Solving Hong Kong's brain drain problem need not be complicated. Leader John Lee hopes lower property taxes and a new visa scheme will persuade foreign talent not to move to destinations like Singapore. But it's piecemeal stuff and ignores what's easily the biggest cause of foreigners fleeing: the city's increasingly nonsensical COVID policy.

The net outflow from the financial hub since the start of the pandemic stands at more than 200,000 local and foreign residents; more than half of that exodus occurred during the 12 months to the end of June. 

As a result, Hong Kong's mid-year population dipped 1.6% to 7.29 million — the steepest year-on-year drop on record. In contrast, rival banking and investment centre Singapore notched up a 3.4% increase over the same period.

Officials are understandably worried. 

An August survey conducted by the Hong Kong Investment Funds Association, which counts fund managers abrdn and BlackRock as members, showed that two-thirds of respondents found it "difficult" and "extremely difficult" to attract and retain talent for global and regional roles while over half said that they had been adding headcount elsewhere. 

The city's labour force is shrinking, with the 20- to 24-year-old cohort plunging an alarming 15% in the second quarter from a year earlier.

As part of a raft of new policies announced on Wednesday, Lee unveiled a new two-year visa scheme targeting highly paid workers and graduates from the world's top 100 universities. 

Non-residents are also eligible to apply for a refund of the extra stamp duty paid for buying property in Hong Kong once they become a permanent resident.
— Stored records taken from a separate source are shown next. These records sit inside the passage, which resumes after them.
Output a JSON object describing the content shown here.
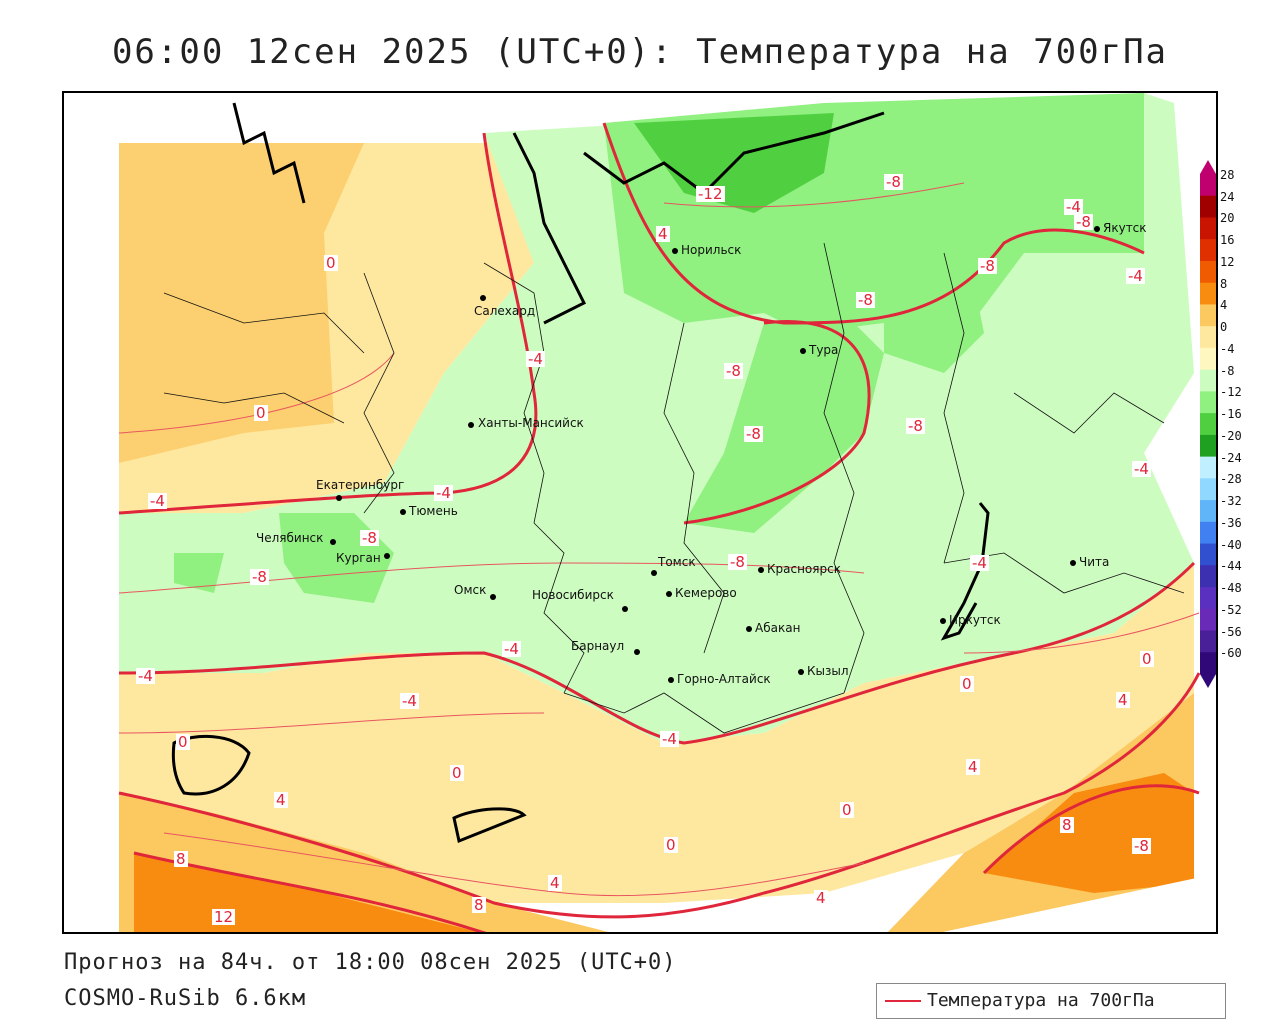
{
  "title": "06:00 12сен 2025 (UTC+0): Температура на 700гПа",
  "footer": {
    "forecast": "Прогноз на 84ч. от 18:00 08сен 2025 (UTC+0)",
    "model": "COSMO-RuSib 6.6км"
  },
  "legend": {
    "label": "Температура на 700гПа"
  },
  "colorbar": {
    "labels": [
      "28",
      "24",
      "20",
      "16",
      "12",
      "8",
      "4",
      "0",
      "-4",
      "-8",
      "-12",
      "-16",
      "-20",
      "-24",
      "-28",
      "-32",
      "-36",
      "-40",
      "-44",
      "-48",
      "-52",
      "-56",
      "-60"
    ],
    "colors": [
      "#c0006e",
      "#a00000",
      "#c81400",
      "#e03000",
      "#f05a00",
      "#f88c10",
      "#fcc860",
      "#fee8a0",
      "#fff7c0",
      "#cdfcc0",
      "#90f080",
      "#50d040",
      "#20a020",
      "#c0f0ff",
      "#90d8ff",
      "#60b4f8",
      "#4080f0",
      "#3050d0",
      "#3c30b0",
      "#5a30c0",
      "#6a2ab8",
      "#4a2098",
      "#300878"
    ]
  },
  "cities": [
    {
      "name": "Салехард"
    },
    {
      "name": "Норильск"
    },
    {
      "name": "Якутск"
    },
    {
      "name": "Тура"
    },
    {
      "name": "Ханты-Мансийск"
    },
    {
      "name": "Екатеринбург"
    },
    {
      "name": "Тюмень"
    },
    {
      "name": "Челябинск"
    },
    {
      "name": "Курган"
    },
    {
      "name": "Омск"
    },
    {
      "name": "Новосибирск"
    },
    {
      "name": "Томск"
    },
    {
      "name": "Кемерово"
    },
    {
      "name": "Красноярск"
    },
    {
      "name": "Абакан"
    },
    {
      "name": "Барнаул"
    },
    {
      "name": "Горно-Алтайск"
    },
    {
      "name": "Кызыл"
    },
    {
      "name": "Иркутск"
    },
    {
      "name": "Чита"
    }
  ],
  "contour_labels": [
    "-12",
    "-8",
    "-8",
    "-8",
    "-8",
    "-8",
    "-8",
    "-8",
    "-8",
    "-8",
    "-8",
    "-4",
    "-4",
    "-4",
    "-4",
    "-4",
    "-4",
    "-4",
    "-4",
    "-4",
    "0",
    "0",
    "0",
    "0",
    "0",
    "0",
    "0",
    "4",
    "4",
    "4",
    "4",
    "4",
    "8",
    "8",
    "8",
    "12",
    "-8",
    "-4",
    "0",
    "4",
    "-4",
    "-8"
  ]
}
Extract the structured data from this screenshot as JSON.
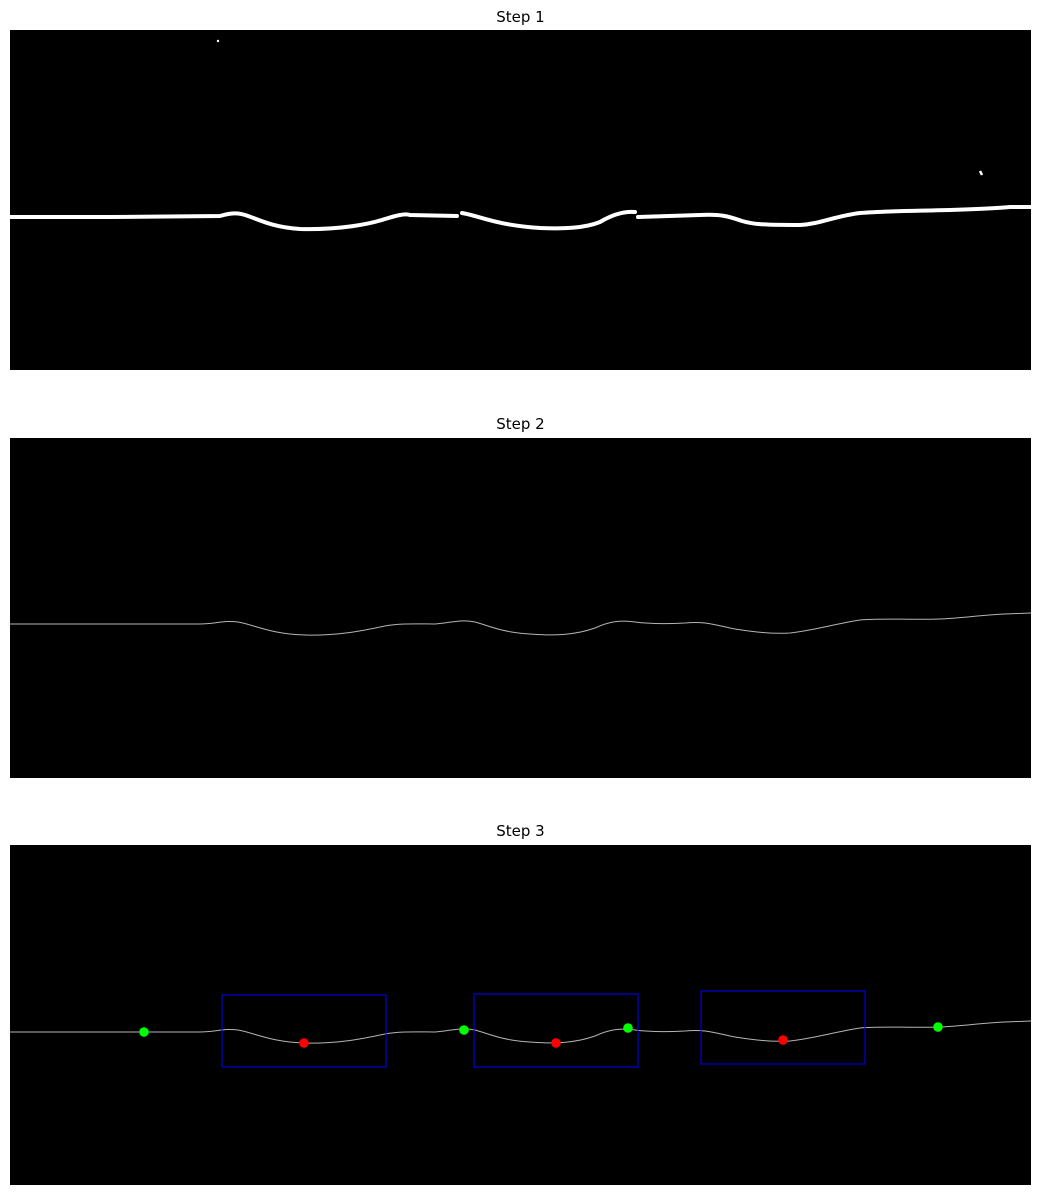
{
  "panels": [
    {
      "title": "Step 1"
    },
    {
      "title": "Step 2"
    },
    {
      "title": "Step 3"
    }
  ],
  "colors": {
    "background": "#000000",
    "curve_step1": "#ffffff",
    "curve_thin": "#b4b4b4",
    "box": "#0000ff",
    "green_point": "#00ff00",
    "red_point": "#ff0000"
  }
}
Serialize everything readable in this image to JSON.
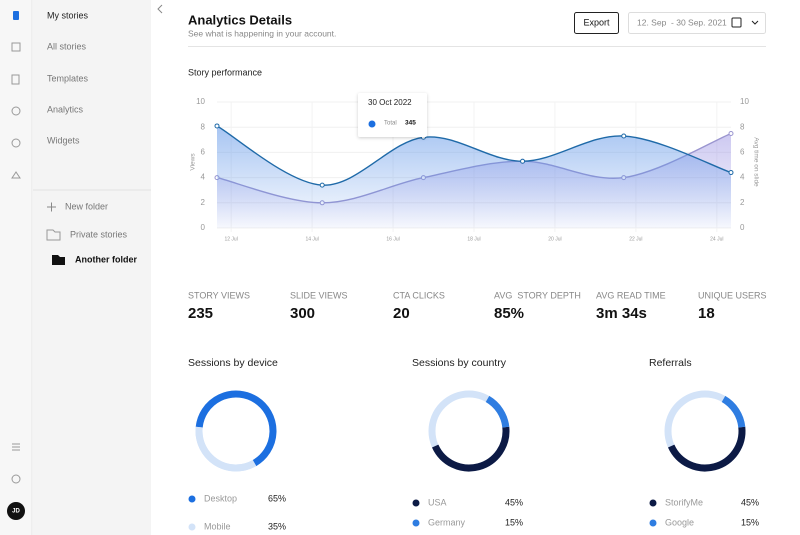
{
  "sidebar": {
    "menu": [
      "My stories",
      "All stories",
      "Templates",
      "Analytics",
      "Widgets"
    ],
    "new_folder": "New folder",
    "folders": [
      "Private stories",
      "Another folder"
    ],
    "avatar": "JD"
  },
  "header": {
    "title": "Analytics Details",
    "subtitle": "See what is happening in your account.",
    "export": "Export",
    "date_range": "12. Sep  - 30 Sep. 2021"
  },
  "stats": [
    {
      "label": "STORY VIEWS",
      "value": "235"
    },
    {
      "label": "SLIDE VIEWS",
      "value": "300"
    },
    {
      "label": "CTA CLICKS",
      "value": "20"
    },
    {
      "label": "AVG  STORY DEPTH",
      "value": "85%"
    },
    {
      "label": "AVG READ TIME",
      "value": "3m 34s"
    },
    {
      "label": "UNIQUE USERS",
      "value": "18"
    }
  ],
  "tooltip": {
    "title": "30 Oct 2022",
    "value": 345
  },
  "chart_data": [
    {
      "type": "line",
      "title": "Story performance",
      "ylabel": "Views",
      "y2label": "Avg time on slide",
      "x": [
        11.65,
        14.25,
        16.75,
        19.2,
        21.7,
        24.35
      ],
      "xlim": [
        11.65,
        24.35
      ],
      "xticks": [
        {
          "value": 12,
          "label": "12 Jul"
        },
        {
          "value": 14,
          "label": "14 Jul"
        },
        {
          "value": 16,
          "label": "16 Jul"
        },
        {
          "value": 18,
          "label": "18 Jul"
        },
        {
          "value": 20,
          "label": "20 Jul"
        },
        {
          "value": 22,
          "label": "22 Jul"
        },
        {
          "value": 24,
          "label": "24 Jul"
        }
      ],
      "ylim": [
        0,
        10
      ],
      "yticks": [
        0,
        2,
        4,
        6,
        8,
        10
      ],
      "y2lim": [
        0,
        10
      ],
      "y2ticks": [
        0,
        2,
        4,
        6,
        8,
        10
      ],
      "grid": true,
      "series": [
        {
          "name": "Total",
          "color": "#1f6aa8",
          "values": [
            8.1,
            3.4,
            7.2,
            5.3,
            7.3,
            4.4
          ]
        },
        {
          "color": "#9a95cf",
          "axis": "y2",
          "values": [
            4,
            2,
            4,
            5.3,
            4,
            7.5
          ]
        }
      ]
    },
    {
      "type": "donut",
      "title": "Sessions by device",
      "categories": [
        "Desktop",
        "Mobile"
      ],
      "values": [
        65,
        35
      ],
      "value_labels": [
        "65%",
        "35%"
      ],
      "colors": [
        "#1c6fe0",
        "#d3e3f8"
      ]
    },
    {
      "type": "donut",
      "title": "Sessions by country",
      "categories": [
        "USA",
        "Germany"
      ],
      "values": [
        45,
        15
      ],
      "value_labels": [
        "45%",
        "15%"
      ],
      "colors": [
        "#0c1a45",
        "#2f7de1"
      ]
    },
    {
      "type": "donut",
      "title": "Referrals",
      "categories": [
        "StorifyMe",
        "Google"
      ],
      "values": [
        45,
        15
      ],
      "value_labels": [
        "45%",
        "15%"
      ],
      "colors": [
        "#0c1a45",
        "#2f7de1"
      ]
    }
  ]
}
Certain sectors will have more flexibility to hire overseas, and bureaucratic processes like visa renewals will be streamlined.

Those are all nice to have but are just tinkering at the edges. Even as daily life and travel return to normal from Singapore to London, Hong Kongers are still subject to a myriad of rules that even health experts deem to be ineffective. 

That includes having to “self-monitor” for three days on arrival — the so-called "O+3" inbound travel arrangement — arbitrary caps of 12 people per table in a restaurant, six in a bar, 240 attendees in a banquet, and 30 in a tour group; indoor and outdoor mask mandates; enforced isolation for positive cases; and mandatory testing to go to schools, bars and other places. Lee may be ignoring them, but the main policy solutions are staring him in the face.